Na zijn gymnasiumdiploma in 1891 kiest Piet er voor geschiedenis te gaan studeren aan de universiteit van Leiden en hij behaalt daarin na drie jaar ook zijn kandidaatsexamen. Dan zwaait hij op advies van de historicus prof. Robert Fruin over naar de meer praktische rechtswetenschappen en legt zijn doctoraal examen Nederlands Recht af in 1897.

In zijn studententijd is Piet ook buiten zijn studie bijzonder actief. Zo neemt hij in 1893 het initiatief tot de viering van het gouden bisschopsfeest van paus Leo XIII in de Stadsgehoorzaal van Leiden. Twee avonden is de zaal volledig gevuld en de burgemeester en wethouders van de stad zijn erbij aanwezig. Ook is hij de initiator van het oprichten van de Leidse R.K. Studentenvereeniging ‘Sanctus Augustinus’, waarvan de twee jaar jongere, aristocratische ministerszoon Jhr. Charles Ruijs de Beerenbrouck voorzitter wordt en hij zelf, de bakkerszoon, het secretariaat voor zijn rekening neemt.

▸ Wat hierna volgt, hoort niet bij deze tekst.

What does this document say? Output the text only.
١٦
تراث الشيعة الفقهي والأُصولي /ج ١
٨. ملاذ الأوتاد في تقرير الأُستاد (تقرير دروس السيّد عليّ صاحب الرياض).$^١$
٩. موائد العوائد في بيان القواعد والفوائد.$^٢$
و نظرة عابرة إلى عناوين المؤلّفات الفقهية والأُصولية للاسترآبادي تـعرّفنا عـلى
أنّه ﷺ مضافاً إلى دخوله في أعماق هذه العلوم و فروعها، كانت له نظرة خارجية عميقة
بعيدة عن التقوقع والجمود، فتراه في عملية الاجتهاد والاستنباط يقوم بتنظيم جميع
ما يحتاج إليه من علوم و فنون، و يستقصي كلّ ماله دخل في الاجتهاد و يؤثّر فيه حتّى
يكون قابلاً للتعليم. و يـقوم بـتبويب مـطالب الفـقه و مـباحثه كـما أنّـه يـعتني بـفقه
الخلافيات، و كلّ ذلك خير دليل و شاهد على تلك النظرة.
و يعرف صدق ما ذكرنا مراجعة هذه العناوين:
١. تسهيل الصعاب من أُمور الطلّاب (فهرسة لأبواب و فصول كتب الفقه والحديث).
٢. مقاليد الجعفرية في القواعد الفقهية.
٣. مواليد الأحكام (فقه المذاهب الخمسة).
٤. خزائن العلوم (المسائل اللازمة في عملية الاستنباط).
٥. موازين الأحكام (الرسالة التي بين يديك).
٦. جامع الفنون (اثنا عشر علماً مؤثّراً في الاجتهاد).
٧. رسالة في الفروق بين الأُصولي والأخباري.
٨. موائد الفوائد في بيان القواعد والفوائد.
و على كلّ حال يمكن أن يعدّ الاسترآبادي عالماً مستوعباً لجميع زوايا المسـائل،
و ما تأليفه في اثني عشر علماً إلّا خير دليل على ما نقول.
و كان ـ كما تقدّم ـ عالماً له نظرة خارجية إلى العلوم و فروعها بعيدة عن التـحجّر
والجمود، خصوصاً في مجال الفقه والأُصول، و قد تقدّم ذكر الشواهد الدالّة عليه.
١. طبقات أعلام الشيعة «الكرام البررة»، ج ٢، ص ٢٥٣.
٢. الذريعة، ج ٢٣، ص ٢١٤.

De opleidingsjaren worden afgesloten met een promotieonderzoek over het actuele vraagstuk van de oneerlijke concurrentie. Piet betoogt in zijn proefschrift van 1897 dat de vele uitwassen van het liberale kapitalisme alleen beteugeld kunnen worden door overheidsregulering. Door een evenwichtig stelsel van sociale wetgeving is het volgens hem mogelijk een einde te maken aan grootschalige zwendel, uitbuiting en armoede. Het waarmaken van de zijns inziens noodzakelijke sociale wetten wordt voor hem een grote uitdaging.

Gezin

Een week na zijn promotie legt Piet Aalberse de eed af als advocaat en procureur en vestigt hij een eigen kantoor op het Rapenburg in Leiden. Het wordt een bloeiende prakrijk, waar vooral veel boeren uit de Rijnstreek een beroep op doen. Nu hij een vaste inkomstenbron heeft wordt het tijd te trouwen met zijn geliefde Elisabeth (Lies) Schmier, dochter van een bekende Leidse leerfabrikant. Hij kende haar al van de kleuterschool. Het wordt een gelukkig huwelijk, waaruit zeven dochters en een zoon geboren worden. Eén van de dochters, Gusta, zal op negenjarige leeftijd overlijden als gevolg van ruggenmergontsteking. In zijn dagboek schrijft Piet uitermate gevoelig over haar ziekte en dood.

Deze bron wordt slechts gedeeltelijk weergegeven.